A map by cartographer Andy Woodruff shows the coastlines around the world from which you could “see” Australia and Oceania, if you could follow your gaze around the Earth’s curvature.
Courtesy of Andy Woodruff
Ever stood on the coastline, gazing out over the horizon, and wondered what’s on the other side? Pondered where you’d end up if you could fly straight ahead until you hit land?
Turns out the answer might be surprising. And even if you pulled out an atlas — or, more realistically, your smartphone — you might have trouble figuring it out. Lines of latitude won’t help, and drawing a path on most maps will lead you astray.
Cartographer Andy Woodruff, who recently embarked on a project called Beyond the Sea to illustrate this puzzle, says there are two simple reasons why it’s harder than it seems to figure out what coast lies directly on the other side of the horizon.
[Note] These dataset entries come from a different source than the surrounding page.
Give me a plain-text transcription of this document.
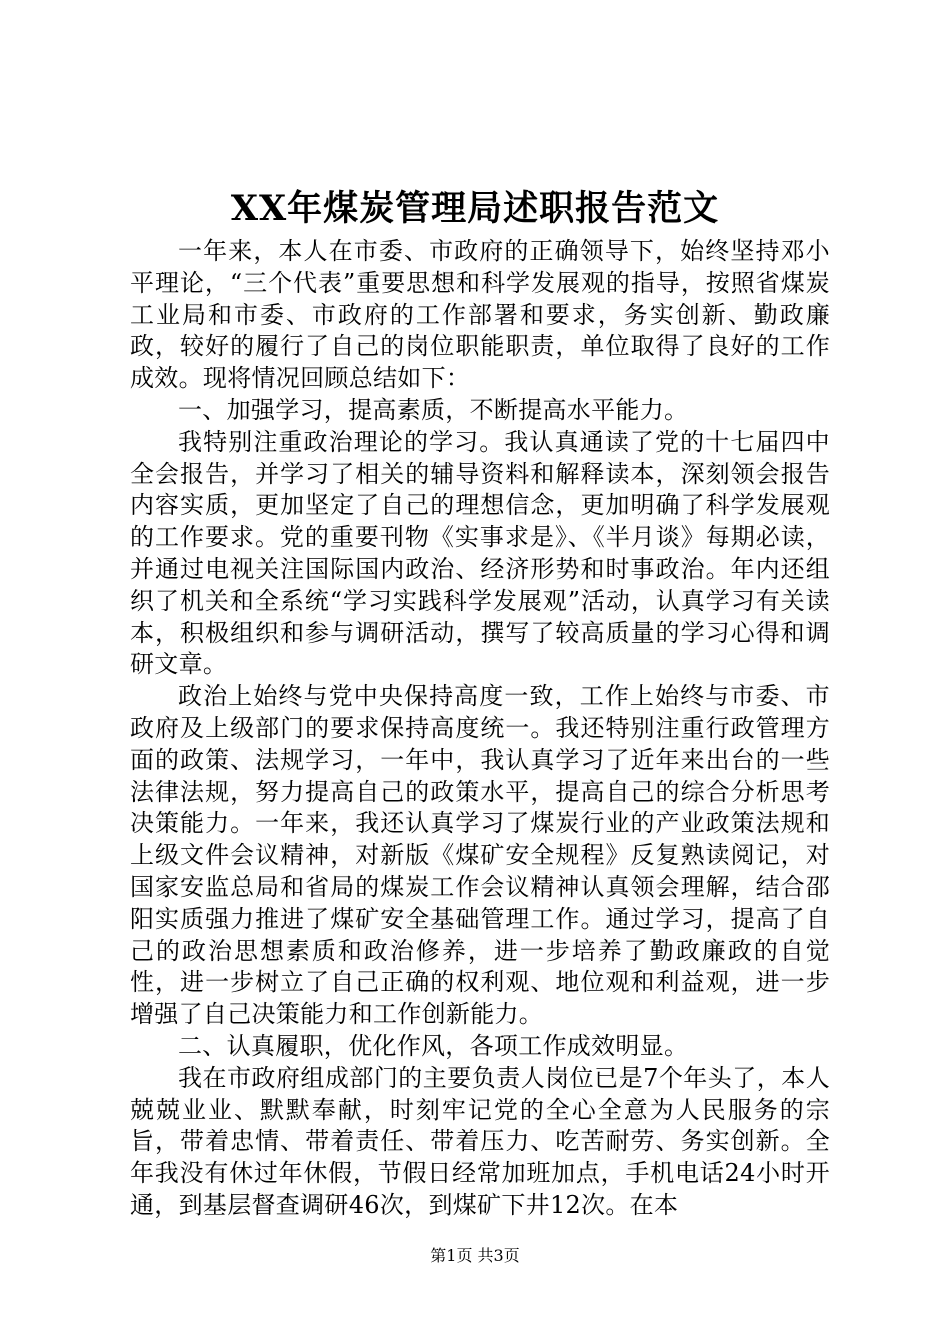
XX年煤炭管理局述职报告范文

一年来，本人在市委、市政府的正确领导下，始终坚持邓小平理论，“三个代表”重要思想和科学发展观的指导，按照省煤炭工业局和市委、市政府的工作部署和要求，务实创新、勤政廉政，较好的履行了自己的岗位职能职责，单位取得了良好的工作成效。现将情况回顾总结如下：

一、加强学习，提高素质，不断提高水平能力。

我特别注重政治理论的学习。我认真通读了党的十七届四中全会报告，并学习了相关的辅导资料和解释读本，深刻领会报告内容实质，更加坚定了自己的理想信念，更加明确了科学发展观的工作要求。党的重要刊物《实事求是》、《半月谈》每期必读，并通过电视关注国际国内政治、经济形势和时事政治。年内还组织了机关和全系统“学习实践科学发展观”活动，认真学习有关读本，积极组织和参与调研活动，撰写了较高质量的学习心得和调研文章。

政治上始终与党中央保持高度一致，工作上始终与市委、市政府及上级部门的要求保持高度统一。我还特别注重行政管理方面的政策、法规学习，一年中，我认真学习了近年来出台的一些法律法规，努力提高自己的政策水平，提高自己的综合分析思考决策能力。一年来，我还认真学习了煤炭行业的产业政策法规和上级文件会议精神，对新版《煤矿安全规程》反复熟读阅记，对国家安监总局和省局的煤炭工作会议精神认真领会理解，结合邵阳实质强力推进了煤矿安全基础管理工作。通过学习，提高了自己的政治思想素质和政治修养，进一步培养了勤政廉政的自觉性，进一步树立了自己正确的权利观、地位观和利益观，进一步增强了自己决策能力和工作创新能力。

二、认真履职，优化作风，各项工作成效明显。

我在市政府组成部门的主要负责人岗位已是7个年头了，本人兢兢业业、默默奉献，时刻牢记党的全心全意为人民服务的宗旨，带着忠情、带着责任、带着压力、吃苦耐劳、务实创新。全年我没有休过年休假，节假日经常加班加点，手机电话24小时开通，到基层督查调研46次，到煤矿下井12次。在本

第1页 共3页
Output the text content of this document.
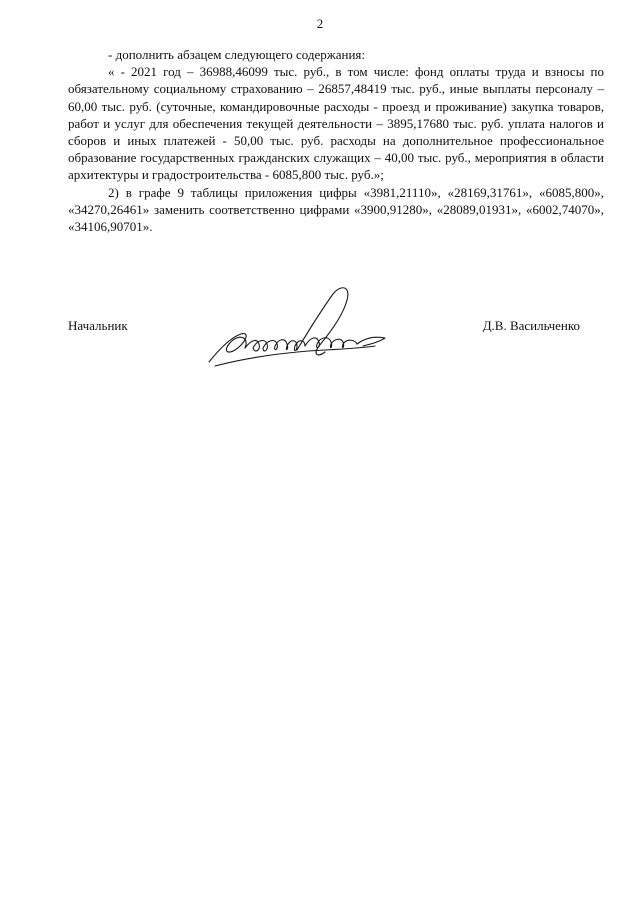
2

- дополнить абзацем следующего содержания:

« - 2021 год – 36988,46099 тыс. руб., в том числе: фонд оплаты труда и взносы по обязательному социальному страхованию – 26857,48419 тыс. руб., иные выплаты персоналу – 60,00 тыс. руб. (суточные, командировочные расходы - проезд и проживание) закупка товаров, работ и услуг для обеспечения текущей деятельности – 3895,17680 тыс. руб. уплата налогов и сборов и иных платежей - 50,00 тыс. руб. расходы на дополнительное профессиональное образование государственных гражданских служащих – 40,00 тыс. руб., мероприятия в области архитектуры и градостроительства - 6085,800 тыс. руб.»;

2) в графе 9 таблицы приложения цифры «3981,21110», «28169,31761», «6085,800», «34270,26461» заменить соответственно цифрами «3900,91280», «28089,01931», «6002,74070», «34106,90701».

Начальник	Д.В. Васильченко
First, coastlines are “wacky,” he writes on his blog. And second, well, the Earth is round.
The crookedness of the world’s coastlines means moving a few miles up or down the coast will leave you facing a different direction (assuming your gaze is straight out, perpendicular to the coast around you).
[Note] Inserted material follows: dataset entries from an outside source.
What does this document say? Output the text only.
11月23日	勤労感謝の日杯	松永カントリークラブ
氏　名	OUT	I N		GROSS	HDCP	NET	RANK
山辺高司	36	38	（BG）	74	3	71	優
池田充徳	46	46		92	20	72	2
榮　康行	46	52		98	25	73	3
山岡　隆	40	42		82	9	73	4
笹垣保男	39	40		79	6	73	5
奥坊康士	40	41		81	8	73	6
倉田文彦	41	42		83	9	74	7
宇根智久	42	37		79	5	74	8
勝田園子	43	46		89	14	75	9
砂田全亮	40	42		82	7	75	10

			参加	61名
And because the Earth is round, a true straight line has nothing to with holding, say, a northwest or southeast bearing — that will actually send you on a “rhumb line,” which traces a spiral around the globe. Traveling along a single line of latitude also will send you out of your way, unless you happen to be exactly on the equator.
Instead, Woodruff explains, you need to find a “great circle” — the shortest path between two points on a globe. It’s the true “straight line” between two points on a sphere, even though it looks like a curve on most maps.
So he used a two different projections to find the answers: a Mercator projection, which preserves local angles, to find the angles of coastlines around the world, then an azimuthal equidistant projection, which preserves directions from the center point, to find the true straight line from that bearing.
You can view all the resulting maps here.
Woodruff notes his math might might occasionally be imperfect — “even we cartographers sometimes have a shaky grasp of map projections and spherical geometry,” he says.
But his maps show how counterintuitive the answer might be to a seemingly simple question: “What’s over the horizon?”